"Não dá para contar. Árvores inteiras a cair em cima dos telhados. Mas árvores centenárias, não é uma árvore qualquer. Não é dessas pequeninas que nós vemos. São árvores centenárias, árvores que partem logo uma casa, se for preciso", relatou Maria Lopes, acrescentando que, na cidade da Beira, "ninguém estava à espera disto".
À saída do avião fretado pelo Governo português para trazer sete cidadãos nacionais emigrados em Moçambique, e que aterrou na base militar de Figo Maduro, em Lisboa, por volta das 01:00, Maria Lopes ouviu umas breves palavras de conforto do ministro dos Negócios Estrangeiros, Augusto Santos Silva.
"Vocês não imaginam o vento que foi", disse a portuguesa sobre o ciclone, depois de abandonar o Boeing 767-300ER da EuroAtlantic que saíra de Moçambique às 13:00 (11:00 em Portugal).
Natural de Lamego, mas com grande parte da vida vivida em Almada, Maria Lopes partilhou a sua experiência com a passagem do Idai por Moçambique, onde estava há cinco anos.
"Começou a chover. Depois, durante a noite, até à meia-noite, [foi] muito agressivo e parecia que aquilo ia abrandar, mas depois, até perto das quatro da manhã não dá. O vento virou ao contrário, era só levantar tudo, telhados, tudo", contou.
A passagem do Idai, que inundou uma área de cerca de 1.300 quilómetros quadrados, só em Moçambique, levou a que a habitação de Maria Lopes ficasse sem água e luz.
"Nós não morremos porque não calhou", referiu aquela que é uma das 2,8 milhões de pessoas afetadas pelo ciclone que atingiu Moçambique, Maláui e Zimbabué e cujo mais recente balanço diz ter causado a morte de pelo menos 761 pessoas.
Maria Lopes conta que ficou "sem nada", e que, por isso, a solução passou por regressar a Portugal.
"A solução foi virmos embora para aqui, para o nosso país. Ficámos sem nada", disse.
Maria Lopes regressou hoje, com o seu marido, doente, e com o seu neto, de 15 anos.

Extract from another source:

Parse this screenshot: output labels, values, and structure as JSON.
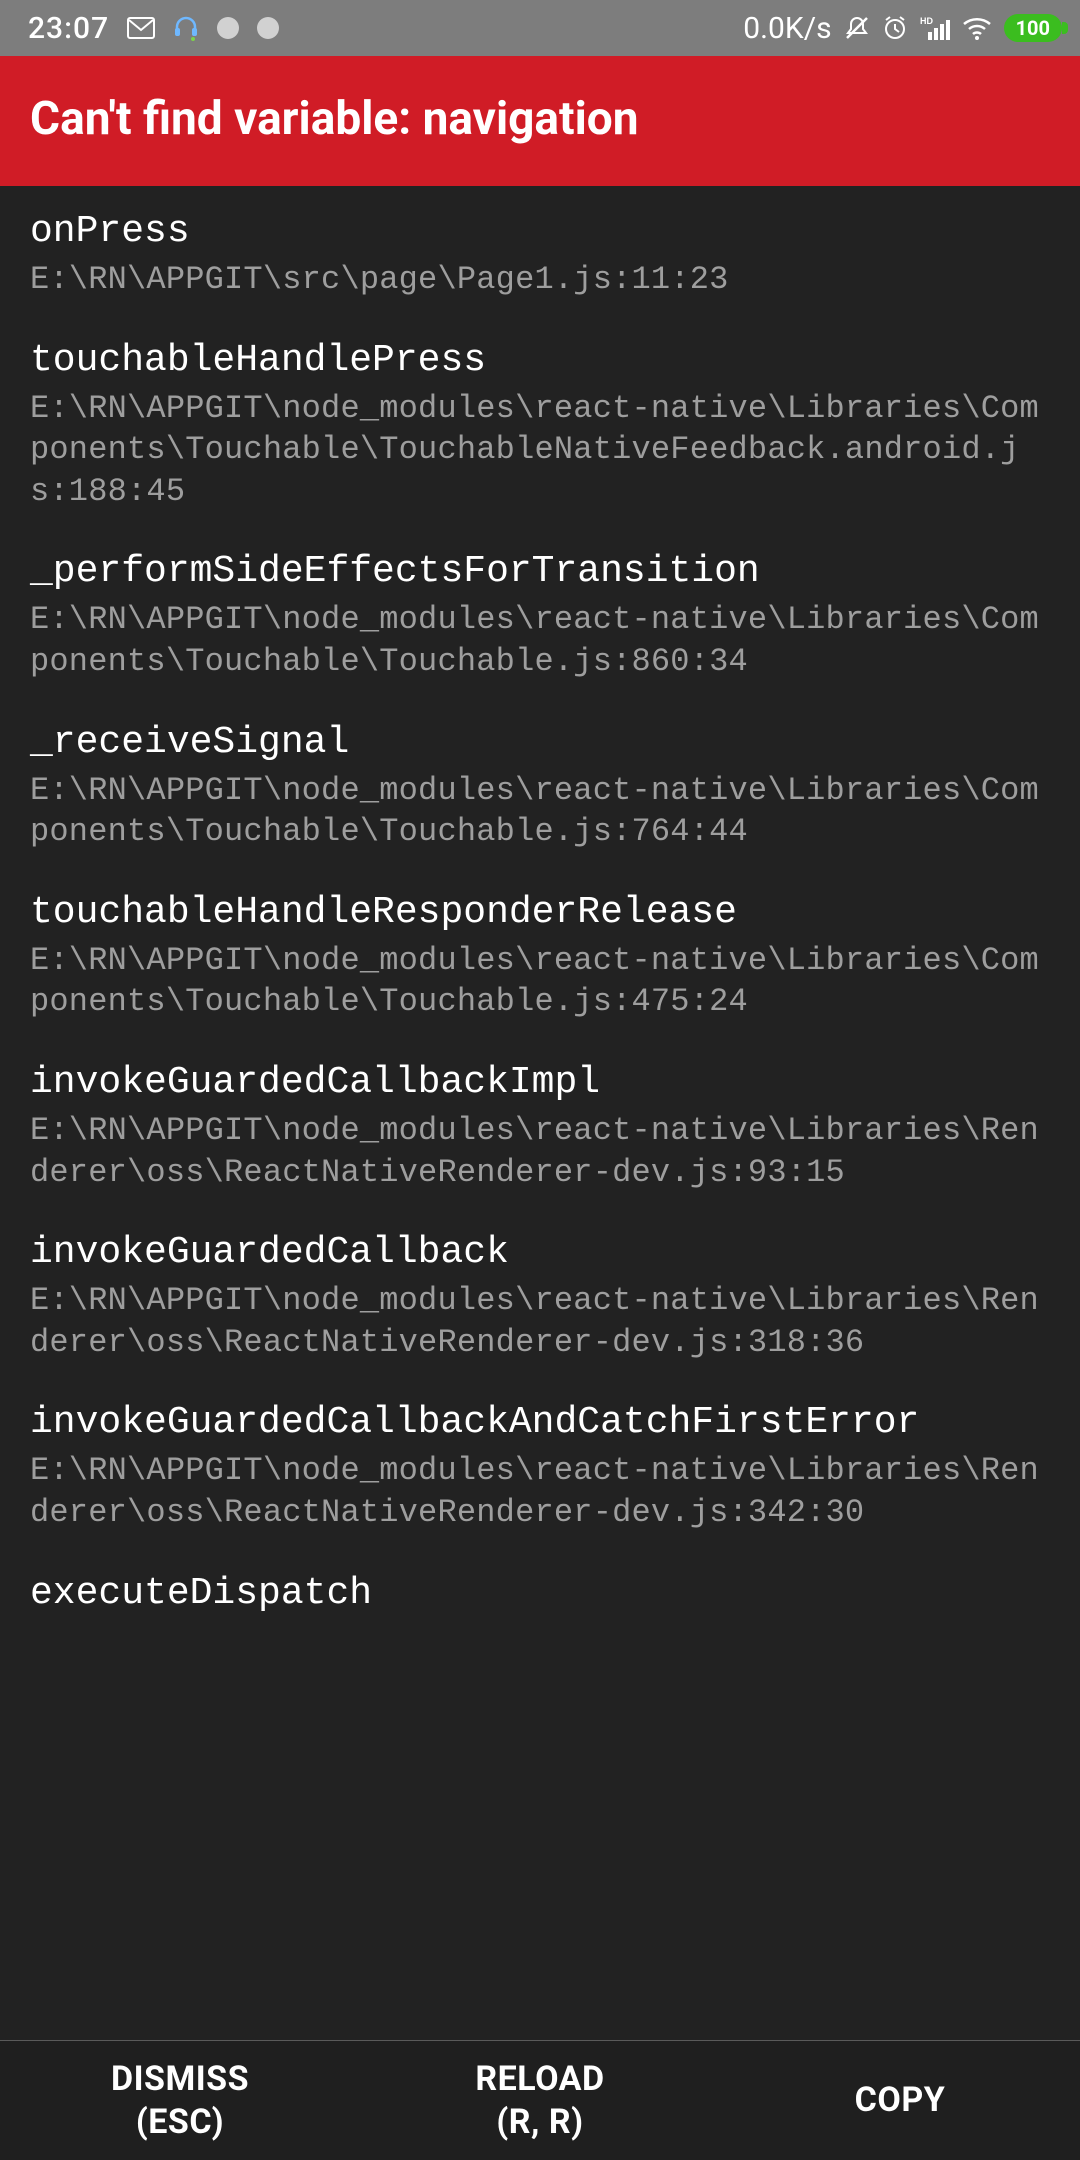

"O marido está doente. Fomos lá (...) ao médico e fizeram um relatório que ele tinha de voltar à terra natal e, uma vez que o Governo abriu esta porta, nós aproveitamos", explicou a portuguesa.
Para trás ficaram um filho, uma nora e "uma netinha".
"Eles estão lá ainda porque ele casou com uma moçambicana e, então, se depois as coisas não estiverem a correr bem, depois irão para outro sítio, para casa da sogra, para o Nampula [província no norte de Moçambique que não foi afetada pelo ciclone Idai]", explicou.
Maria Lopes elogiou e agradeceu o trabalho do consulado português na região, que diz ter feito tudo o que podia.
Agora, sublinha, quer "recuperar do trauma", confiante de que "tudo vai passar".
No hangar para onde foi levada numa carrinha que transportava as suas malas e as dos seus marido e neto, Maria Lopes tinha familiares à sua espera.
"Tínhamos muitas saudades, mas o que interessa é que eles estão bem", disse, emocionada, um familiar depois de abraçar os repatriados.
Além de terem sido recebidos pelo ministro dos Negócios Estrangeiros, os sete portugueses repatriados - cinco homens, uma mulher e um jovem de 15 anos - foram acompanhados por várias equipas do Instituto Nacional de Emergência Médica de Portugal (INEM) e da Segurança Social.
O número de pessoas afetadas em Moçambique pelo ciclone Idai subiu para 531.000 e há 109.000 entradas em centros de acolhimento, das quais 6.500 dizem respeito a pessoas vulneráveis - por exemplo, idosos e grávidas que recebem assistência particular.
A Organização Mundial de Saúde (OMS) anunciou que está a preparar-se para enfrentar prováveis surtos de cólera e outras doenças infecciosas, bem como de sarampo, em extensas zonas do sudeste de África afetadas pelo ciclone Idai, em particular em Moçambique.
A cidade da Beira, no centro litoral de Moçambique, foi uma das mais afetadas pelo ciclone, na noite de 14 de março.